Well, as usual it depends on what the fiction does with it.
If we go by what the logical consequences would be:
A higher dimensional being would intersect with the 3D plane in what for it is an infinitely thin slice (at most). An infinitely thin cut technically should deal no damage, so they would be virtually unkillable.
Even if the cut does deal damage (cause fiction doesn't care that an infinitely thin cut would just go straight between atoms and do nothing) if the entity in question can survive that particular cut there is no way to deal more damage to it afterwards.
Additionally, if the entity just moves out of the way in higher-dimensional space it would be outside of 3D space completely and hence couldn't be hit with any 3D attacks anymore.
Other way around an attack from a higher-dimensional entity can be quite devastating. For one it would push you into higher dimensional space, which as a 3D being you couldn't really navigate. So that's pretty good BFR.

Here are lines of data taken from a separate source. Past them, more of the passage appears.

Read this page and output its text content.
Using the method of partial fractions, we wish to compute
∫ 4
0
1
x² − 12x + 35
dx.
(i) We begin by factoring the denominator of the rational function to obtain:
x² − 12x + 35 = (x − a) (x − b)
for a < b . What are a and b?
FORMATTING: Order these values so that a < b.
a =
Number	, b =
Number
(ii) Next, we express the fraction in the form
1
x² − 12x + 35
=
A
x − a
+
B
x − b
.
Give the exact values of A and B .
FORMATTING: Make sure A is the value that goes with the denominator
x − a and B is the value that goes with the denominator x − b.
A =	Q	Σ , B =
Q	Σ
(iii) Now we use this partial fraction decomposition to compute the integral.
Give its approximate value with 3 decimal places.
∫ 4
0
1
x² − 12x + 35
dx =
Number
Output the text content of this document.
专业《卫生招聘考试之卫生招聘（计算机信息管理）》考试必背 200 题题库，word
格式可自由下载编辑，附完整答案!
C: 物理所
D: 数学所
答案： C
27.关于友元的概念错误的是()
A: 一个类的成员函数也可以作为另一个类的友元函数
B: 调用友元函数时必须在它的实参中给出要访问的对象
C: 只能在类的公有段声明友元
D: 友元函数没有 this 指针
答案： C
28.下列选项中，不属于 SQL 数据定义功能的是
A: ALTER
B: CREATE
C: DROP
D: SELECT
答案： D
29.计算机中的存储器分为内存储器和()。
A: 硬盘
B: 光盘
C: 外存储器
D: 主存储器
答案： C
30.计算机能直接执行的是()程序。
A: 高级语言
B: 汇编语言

It technically would also accelerate different parts of your body and atoms a different amount in the directions of the additional dimension(s). Since electromagnetism and strong and weak nuclear force are all 3D forces, the forces responsible for holding your body together wouldn't work anymore once not all parts of your body simultaneously exist in the same infinitely thin 3D slice anymore. This means that a punch from a higher-dimensional direction would probably disintegrate you at a subatomic level.
Also, if your body is higher-dimensional and has a positive 3D density then your body would have infinite mass in total, which might count for something.
So realistically higher-dimensional existence is pretty damn good hax, but I haven't seen a fiction that treats it like this yet.